Female Chinese Speed Skater Quietly Starts Her Own Business

January 29, 2015
Editor: Kiki Liu

Wang Meng celebrates her victory in a competition about short track speed skating in 2013. [Xinhua]

Wang Meng, a celebrated Chinese speed skater and Winter Olympic champion, quietly began her career in sports business in her hometown of Qitaihe, located in northeast China's Heilongjiang Province, in June 2014 despite still being actively involved in Chinese speed skating.

Establishing a sports industry company in her own name at the end of June of last year, Wang started her undertaking with an investment of 80 million yuan (U.S. $12.9 million). Setting a fine example for sports figures everywhere, whether retired or semi-retired — or not at all, in her case — Wang underwent the transition from female athlete to young entrepreneur without a hitch.

The speed skater expressed that she learned a lot from her recent start-up experience, which proved to be quite different from all her previous experiences of sport and training. Wang indicated that her newly sprung career has reshaped her character and cultivated her mind.

"You could call me 'young pioneer,'" said Wang playfully while appearing in public on January 22, 2015.

"Before, I only had one ultimate goal: to strive to be a world champion in short track speed skating and contribute more to my country. Now, the situation is really different. I need to do more to make profits, because I am the employer with many employees to support. Most people can afford to take a moment, sit around and do nothing. But for me, if I do nothing, I feel like I have committed a crime," said Wang.
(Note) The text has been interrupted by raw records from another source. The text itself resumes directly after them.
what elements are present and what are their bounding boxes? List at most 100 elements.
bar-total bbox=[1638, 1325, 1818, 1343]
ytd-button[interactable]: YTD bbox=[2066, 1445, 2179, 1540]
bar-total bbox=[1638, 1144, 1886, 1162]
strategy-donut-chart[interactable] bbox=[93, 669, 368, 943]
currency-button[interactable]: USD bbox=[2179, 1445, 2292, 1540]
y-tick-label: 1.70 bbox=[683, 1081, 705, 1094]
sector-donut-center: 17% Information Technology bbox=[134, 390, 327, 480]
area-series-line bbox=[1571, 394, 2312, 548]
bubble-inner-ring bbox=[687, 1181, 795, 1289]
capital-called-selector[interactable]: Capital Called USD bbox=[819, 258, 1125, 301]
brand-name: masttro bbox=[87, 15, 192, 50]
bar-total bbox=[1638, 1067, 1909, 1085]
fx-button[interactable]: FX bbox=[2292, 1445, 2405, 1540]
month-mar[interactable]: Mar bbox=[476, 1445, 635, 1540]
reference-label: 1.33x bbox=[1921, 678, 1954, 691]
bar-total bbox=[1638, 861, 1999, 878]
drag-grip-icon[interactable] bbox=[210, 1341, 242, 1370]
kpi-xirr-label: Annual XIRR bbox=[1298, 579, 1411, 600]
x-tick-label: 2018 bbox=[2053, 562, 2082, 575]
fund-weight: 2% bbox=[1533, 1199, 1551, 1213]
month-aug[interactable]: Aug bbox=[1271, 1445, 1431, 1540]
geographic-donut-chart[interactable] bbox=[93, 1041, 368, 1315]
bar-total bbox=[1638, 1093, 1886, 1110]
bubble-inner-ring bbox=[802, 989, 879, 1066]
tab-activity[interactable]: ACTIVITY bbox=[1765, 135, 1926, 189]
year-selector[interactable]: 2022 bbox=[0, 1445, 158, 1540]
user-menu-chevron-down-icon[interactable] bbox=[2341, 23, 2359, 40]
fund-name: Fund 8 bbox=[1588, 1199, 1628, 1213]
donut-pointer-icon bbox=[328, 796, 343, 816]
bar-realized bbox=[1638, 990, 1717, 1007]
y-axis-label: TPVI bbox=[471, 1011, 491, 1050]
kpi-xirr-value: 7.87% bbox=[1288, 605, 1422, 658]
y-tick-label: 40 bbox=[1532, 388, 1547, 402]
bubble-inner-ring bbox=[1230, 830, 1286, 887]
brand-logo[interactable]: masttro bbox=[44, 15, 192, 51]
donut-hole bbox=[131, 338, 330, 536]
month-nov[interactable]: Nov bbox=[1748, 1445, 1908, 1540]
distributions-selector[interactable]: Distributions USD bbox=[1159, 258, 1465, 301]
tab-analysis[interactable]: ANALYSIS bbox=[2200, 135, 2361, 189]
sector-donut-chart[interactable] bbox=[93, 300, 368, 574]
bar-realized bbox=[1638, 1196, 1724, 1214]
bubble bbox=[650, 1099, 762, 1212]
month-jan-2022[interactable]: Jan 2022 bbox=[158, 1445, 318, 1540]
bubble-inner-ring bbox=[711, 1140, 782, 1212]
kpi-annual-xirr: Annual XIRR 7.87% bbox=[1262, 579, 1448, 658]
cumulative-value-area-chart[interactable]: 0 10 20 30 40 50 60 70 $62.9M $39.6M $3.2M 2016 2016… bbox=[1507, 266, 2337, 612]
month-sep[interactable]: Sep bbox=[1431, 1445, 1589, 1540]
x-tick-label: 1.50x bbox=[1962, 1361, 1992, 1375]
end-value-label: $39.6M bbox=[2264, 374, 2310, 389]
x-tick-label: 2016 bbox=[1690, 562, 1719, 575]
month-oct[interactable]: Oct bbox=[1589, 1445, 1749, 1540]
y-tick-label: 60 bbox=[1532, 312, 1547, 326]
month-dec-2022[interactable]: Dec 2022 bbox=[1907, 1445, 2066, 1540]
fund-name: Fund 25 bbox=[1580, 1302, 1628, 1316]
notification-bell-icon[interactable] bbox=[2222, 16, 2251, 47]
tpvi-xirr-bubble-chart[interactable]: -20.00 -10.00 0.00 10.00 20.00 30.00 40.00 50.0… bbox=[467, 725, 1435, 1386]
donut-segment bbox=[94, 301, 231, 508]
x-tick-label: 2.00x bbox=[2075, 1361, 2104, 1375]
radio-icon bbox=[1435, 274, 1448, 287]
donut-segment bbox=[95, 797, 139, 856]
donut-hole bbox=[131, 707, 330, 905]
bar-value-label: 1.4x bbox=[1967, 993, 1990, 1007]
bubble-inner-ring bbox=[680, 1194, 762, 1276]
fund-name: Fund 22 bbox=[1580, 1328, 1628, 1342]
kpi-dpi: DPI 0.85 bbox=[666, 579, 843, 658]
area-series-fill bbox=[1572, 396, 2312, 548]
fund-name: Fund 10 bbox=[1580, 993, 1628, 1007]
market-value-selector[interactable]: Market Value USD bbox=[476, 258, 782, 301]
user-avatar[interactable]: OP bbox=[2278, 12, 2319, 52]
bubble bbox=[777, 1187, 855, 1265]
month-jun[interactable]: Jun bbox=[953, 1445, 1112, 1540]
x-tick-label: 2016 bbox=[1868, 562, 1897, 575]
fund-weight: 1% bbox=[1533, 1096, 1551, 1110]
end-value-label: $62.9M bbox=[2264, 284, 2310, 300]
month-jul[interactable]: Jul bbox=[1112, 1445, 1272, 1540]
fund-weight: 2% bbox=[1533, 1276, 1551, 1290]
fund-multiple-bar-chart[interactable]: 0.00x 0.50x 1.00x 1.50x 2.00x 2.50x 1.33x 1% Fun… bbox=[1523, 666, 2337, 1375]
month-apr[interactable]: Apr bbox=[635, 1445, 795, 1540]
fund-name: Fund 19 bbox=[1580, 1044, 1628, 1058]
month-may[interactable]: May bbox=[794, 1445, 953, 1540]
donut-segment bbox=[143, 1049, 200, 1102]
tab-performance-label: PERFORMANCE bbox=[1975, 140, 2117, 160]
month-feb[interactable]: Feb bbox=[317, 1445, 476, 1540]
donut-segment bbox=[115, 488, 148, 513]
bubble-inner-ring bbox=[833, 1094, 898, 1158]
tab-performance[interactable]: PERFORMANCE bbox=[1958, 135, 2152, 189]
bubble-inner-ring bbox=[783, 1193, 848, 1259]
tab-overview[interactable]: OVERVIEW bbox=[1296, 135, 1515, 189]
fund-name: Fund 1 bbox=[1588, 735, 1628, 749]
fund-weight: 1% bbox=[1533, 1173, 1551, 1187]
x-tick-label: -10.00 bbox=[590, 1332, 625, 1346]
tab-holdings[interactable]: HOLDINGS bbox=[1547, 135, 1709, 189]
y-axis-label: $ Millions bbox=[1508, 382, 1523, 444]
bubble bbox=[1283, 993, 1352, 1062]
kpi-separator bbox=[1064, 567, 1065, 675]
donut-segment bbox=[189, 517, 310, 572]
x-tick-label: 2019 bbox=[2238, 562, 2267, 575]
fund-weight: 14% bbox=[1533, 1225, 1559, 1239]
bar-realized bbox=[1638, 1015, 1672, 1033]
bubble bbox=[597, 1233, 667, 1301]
Having suffered a serious injury during her regular training, Wang missed the chance to participate in the 2014 Winter Olympics in Sochi. Therefore, while beginning her entrepreneurial work in Heilongjiang Province last June, Wang decided to pursue further studies, enrolling in an MBA program at Renmin University of China (RBS), a top university whose business school was China's first to offer an MBA program and which is renowned as a cradle of business education in Beijing. Constantly jumping back and forth between Beijing and Heilongjiang, the short track speed skater had created quite a lifestyle for herself — one which she admits she enjoyed quite a bit.

"It had a perpetual sports industry headache when I started the project back in June. Numerous troubles beyond my expectations nearly pushed me to give up. What perhaps took the biggest toll on me was that whenever I would send sports materials to the upper branches in charge of sports affairs for further confirmation or would hold trade talks with other agents, I would suffer setbacks," explained Wang.

"In the past, I would always look down upon others just because I am a world champion. But now, I have been brought right back to being a normal person, like everyone else, and I find that there are many master hands in social circles, who I need to respect and admire. That's been my mental change, going from a top-level athlete to a normal woman."

An advertising brand that stamped Wang's image on their campaign in September 2014 to promote more active participation in short track speed skating inspired Wang, attuning her to the fact that celebrated figures could play a big role in helping benefit sports organizations — such as her own. Her involvement in the campaign inspired her to keep a firm belief in herself as well as a tough and unyielding spirit to continue her entrepreneurship.

"I will insist on continuing to promote my sport and its industry going forward, whether it is promising or not, and I hope that I can set a fine example for our future retired athletes. If things go smoothly with my business, I expect that I could provide even more full-time employment opportunities," said Wang.